Superior Molecular Representations from Intermediate Encoder Layers
Luis Pinto
TL;DR
This work questions the default reliance on final-layer embeddings from pretrained molecular encoders and demonstrates, across five architectures and 22 ADMET tasks, that intermediate layers often provide more transferable features. It introduces two label-free probes to map information flow and evaluates frozen embeddings with a lightweight surrogate model, complemented by finetuning experiments with layer-restricted encoders. The results show intermediate representations yield average improvements of 5.4% for frozen embeddings and 8.5% when finetuned to intermediate depths, with several tasks achieving new state-of-the-art performance. The findings advocate for a two-stage, depth-wise exploration of molecular encoders to improve predictive accuracy and computational efficiency in cheminformatics applications.
Abstract
Pretrained molecular encoders have become indispensable in computational chemistry for tasks such as property prediction and molecular generation. However, the standard practice of relying solely on final-layer embeddings for downstream tasks may discard valuable information.
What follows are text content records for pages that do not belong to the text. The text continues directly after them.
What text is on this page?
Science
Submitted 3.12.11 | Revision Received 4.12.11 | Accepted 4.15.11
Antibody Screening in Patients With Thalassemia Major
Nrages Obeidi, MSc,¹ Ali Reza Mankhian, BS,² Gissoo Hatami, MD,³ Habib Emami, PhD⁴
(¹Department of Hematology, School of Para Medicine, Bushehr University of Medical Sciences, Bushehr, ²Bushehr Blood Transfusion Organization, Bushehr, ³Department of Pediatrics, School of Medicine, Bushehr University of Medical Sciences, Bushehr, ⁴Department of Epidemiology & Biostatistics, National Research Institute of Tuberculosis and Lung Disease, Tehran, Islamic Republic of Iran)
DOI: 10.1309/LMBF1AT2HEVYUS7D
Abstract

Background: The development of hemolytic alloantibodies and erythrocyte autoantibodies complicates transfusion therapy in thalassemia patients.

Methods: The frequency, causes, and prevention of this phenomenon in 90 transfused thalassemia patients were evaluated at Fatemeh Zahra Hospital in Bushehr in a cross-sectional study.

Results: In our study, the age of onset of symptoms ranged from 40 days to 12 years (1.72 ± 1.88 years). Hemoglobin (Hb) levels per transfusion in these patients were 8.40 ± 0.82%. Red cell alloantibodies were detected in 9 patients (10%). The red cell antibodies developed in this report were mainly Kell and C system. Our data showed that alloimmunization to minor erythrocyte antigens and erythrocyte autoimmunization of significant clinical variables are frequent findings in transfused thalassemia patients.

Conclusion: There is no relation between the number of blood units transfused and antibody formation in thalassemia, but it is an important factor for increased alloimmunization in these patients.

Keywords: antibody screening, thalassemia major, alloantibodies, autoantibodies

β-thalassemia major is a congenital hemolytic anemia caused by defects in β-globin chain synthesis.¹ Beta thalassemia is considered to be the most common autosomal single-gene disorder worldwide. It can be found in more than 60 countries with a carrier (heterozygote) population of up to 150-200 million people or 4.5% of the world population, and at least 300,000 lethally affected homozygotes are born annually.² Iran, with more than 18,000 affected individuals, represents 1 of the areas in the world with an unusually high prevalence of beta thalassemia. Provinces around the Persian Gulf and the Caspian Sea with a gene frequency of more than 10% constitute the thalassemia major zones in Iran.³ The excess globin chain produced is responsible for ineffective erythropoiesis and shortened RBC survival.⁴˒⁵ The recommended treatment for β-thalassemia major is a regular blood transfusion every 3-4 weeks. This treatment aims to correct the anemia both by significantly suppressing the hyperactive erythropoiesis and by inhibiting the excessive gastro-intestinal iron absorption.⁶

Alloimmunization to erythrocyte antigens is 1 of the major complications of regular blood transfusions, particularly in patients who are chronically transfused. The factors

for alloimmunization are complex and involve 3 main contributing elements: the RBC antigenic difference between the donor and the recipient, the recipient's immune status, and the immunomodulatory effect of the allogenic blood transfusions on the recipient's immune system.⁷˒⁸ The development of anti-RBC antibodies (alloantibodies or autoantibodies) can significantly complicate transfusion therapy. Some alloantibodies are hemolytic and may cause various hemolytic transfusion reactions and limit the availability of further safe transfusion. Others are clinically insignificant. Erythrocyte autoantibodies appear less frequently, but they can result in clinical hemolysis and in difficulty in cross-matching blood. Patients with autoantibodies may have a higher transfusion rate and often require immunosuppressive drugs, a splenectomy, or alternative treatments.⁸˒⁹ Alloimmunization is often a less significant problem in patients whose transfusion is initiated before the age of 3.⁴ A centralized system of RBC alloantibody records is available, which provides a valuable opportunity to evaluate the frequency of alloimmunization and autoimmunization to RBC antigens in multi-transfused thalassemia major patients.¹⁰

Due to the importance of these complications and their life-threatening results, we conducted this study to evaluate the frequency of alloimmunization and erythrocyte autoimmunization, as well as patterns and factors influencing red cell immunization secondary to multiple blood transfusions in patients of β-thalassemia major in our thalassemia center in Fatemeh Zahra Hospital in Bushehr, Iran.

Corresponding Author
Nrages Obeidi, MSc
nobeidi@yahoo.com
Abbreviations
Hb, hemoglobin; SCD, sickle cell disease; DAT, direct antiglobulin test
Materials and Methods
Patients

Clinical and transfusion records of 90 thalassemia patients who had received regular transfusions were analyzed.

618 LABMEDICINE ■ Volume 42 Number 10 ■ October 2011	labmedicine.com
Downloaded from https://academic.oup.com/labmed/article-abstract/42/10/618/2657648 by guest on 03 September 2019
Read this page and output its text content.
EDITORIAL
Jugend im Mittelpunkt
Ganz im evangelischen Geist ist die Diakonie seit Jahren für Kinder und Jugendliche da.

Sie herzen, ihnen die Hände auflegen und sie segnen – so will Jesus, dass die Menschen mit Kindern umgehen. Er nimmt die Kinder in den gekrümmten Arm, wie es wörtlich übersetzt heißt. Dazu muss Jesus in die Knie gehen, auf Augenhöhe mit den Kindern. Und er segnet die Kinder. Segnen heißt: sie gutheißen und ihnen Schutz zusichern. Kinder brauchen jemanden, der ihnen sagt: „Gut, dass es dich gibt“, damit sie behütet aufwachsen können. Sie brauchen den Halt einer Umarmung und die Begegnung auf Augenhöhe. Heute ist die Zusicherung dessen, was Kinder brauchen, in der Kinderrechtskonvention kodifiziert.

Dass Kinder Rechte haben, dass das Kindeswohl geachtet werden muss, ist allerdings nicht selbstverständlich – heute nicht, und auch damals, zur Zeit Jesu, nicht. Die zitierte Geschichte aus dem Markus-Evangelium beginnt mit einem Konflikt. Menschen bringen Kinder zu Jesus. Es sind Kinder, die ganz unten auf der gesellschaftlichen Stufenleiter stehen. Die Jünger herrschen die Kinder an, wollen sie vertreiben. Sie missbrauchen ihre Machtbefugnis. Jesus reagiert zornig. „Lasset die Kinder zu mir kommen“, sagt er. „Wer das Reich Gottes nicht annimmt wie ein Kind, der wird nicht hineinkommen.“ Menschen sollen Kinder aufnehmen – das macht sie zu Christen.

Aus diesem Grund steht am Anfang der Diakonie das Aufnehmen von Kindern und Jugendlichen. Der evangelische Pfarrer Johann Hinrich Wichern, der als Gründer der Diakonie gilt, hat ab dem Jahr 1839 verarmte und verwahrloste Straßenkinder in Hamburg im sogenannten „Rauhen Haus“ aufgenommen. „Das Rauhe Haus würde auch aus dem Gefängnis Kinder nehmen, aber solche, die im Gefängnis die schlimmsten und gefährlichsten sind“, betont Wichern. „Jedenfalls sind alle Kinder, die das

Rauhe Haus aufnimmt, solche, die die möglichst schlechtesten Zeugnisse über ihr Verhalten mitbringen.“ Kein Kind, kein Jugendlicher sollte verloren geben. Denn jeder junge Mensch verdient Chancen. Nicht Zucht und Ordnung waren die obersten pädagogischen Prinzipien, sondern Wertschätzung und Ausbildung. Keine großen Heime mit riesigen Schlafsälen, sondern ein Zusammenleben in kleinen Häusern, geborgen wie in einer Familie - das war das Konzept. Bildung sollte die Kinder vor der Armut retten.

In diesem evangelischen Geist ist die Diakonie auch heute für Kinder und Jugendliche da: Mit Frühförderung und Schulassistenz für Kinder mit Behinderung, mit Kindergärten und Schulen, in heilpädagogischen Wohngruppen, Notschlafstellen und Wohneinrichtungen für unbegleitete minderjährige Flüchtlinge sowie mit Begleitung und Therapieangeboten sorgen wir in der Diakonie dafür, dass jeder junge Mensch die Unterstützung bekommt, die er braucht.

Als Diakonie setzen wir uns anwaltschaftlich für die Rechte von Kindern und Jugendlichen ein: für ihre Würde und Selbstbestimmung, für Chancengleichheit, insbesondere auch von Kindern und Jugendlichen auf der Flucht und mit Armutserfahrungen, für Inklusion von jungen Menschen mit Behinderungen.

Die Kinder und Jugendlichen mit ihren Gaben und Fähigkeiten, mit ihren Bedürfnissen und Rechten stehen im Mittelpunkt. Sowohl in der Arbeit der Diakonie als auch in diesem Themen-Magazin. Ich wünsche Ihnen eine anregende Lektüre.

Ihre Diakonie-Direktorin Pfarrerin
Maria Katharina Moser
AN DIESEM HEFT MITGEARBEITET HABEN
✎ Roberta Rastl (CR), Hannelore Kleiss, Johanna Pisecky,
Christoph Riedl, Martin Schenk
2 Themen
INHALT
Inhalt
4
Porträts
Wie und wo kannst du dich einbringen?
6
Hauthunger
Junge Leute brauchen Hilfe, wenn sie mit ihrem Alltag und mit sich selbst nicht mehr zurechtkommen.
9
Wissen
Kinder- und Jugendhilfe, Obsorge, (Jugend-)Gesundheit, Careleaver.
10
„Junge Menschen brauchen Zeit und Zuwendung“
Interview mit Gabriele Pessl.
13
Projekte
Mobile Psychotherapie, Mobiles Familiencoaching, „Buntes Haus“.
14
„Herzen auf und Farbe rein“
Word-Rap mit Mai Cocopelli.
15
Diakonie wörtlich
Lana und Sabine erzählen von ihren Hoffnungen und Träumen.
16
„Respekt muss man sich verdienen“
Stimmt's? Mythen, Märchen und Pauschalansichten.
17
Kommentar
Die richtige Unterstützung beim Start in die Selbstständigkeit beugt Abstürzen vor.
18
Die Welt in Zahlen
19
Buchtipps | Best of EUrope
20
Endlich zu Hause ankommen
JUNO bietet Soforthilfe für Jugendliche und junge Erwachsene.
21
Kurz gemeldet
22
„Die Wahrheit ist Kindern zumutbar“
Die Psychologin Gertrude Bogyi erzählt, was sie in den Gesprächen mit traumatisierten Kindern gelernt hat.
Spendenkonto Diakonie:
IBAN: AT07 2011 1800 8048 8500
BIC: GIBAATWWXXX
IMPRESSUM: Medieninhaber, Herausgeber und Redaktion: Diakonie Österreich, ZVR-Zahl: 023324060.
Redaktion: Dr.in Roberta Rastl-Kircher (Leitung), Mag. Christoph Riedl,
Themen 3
In this work, we first analyze the information flow in five diverse molecular encoders and find that intermediate layers retain more general-purpose features, whereas the final-layer specializes and compresses information. We then perform an empirical layer-wise evaluation across 22 property prediction tasks. We find that using frozen embeddings from optimal intermediate layers improves downstream performance by an average of 5.4%, up to 28.6%, compared to the final-layer. Furthermore, finetuning encoders truncated at intermediate depths achieves even greater average improvements of 8.5%, with increases as high as 40.8%, obtaining new state-of-the-art results on several benchmarks. These findings highlight the importance of exploring the full representational depth of molecular encoders to achieve substantial performance improvements and computational efficiency. The code will be made publicly available.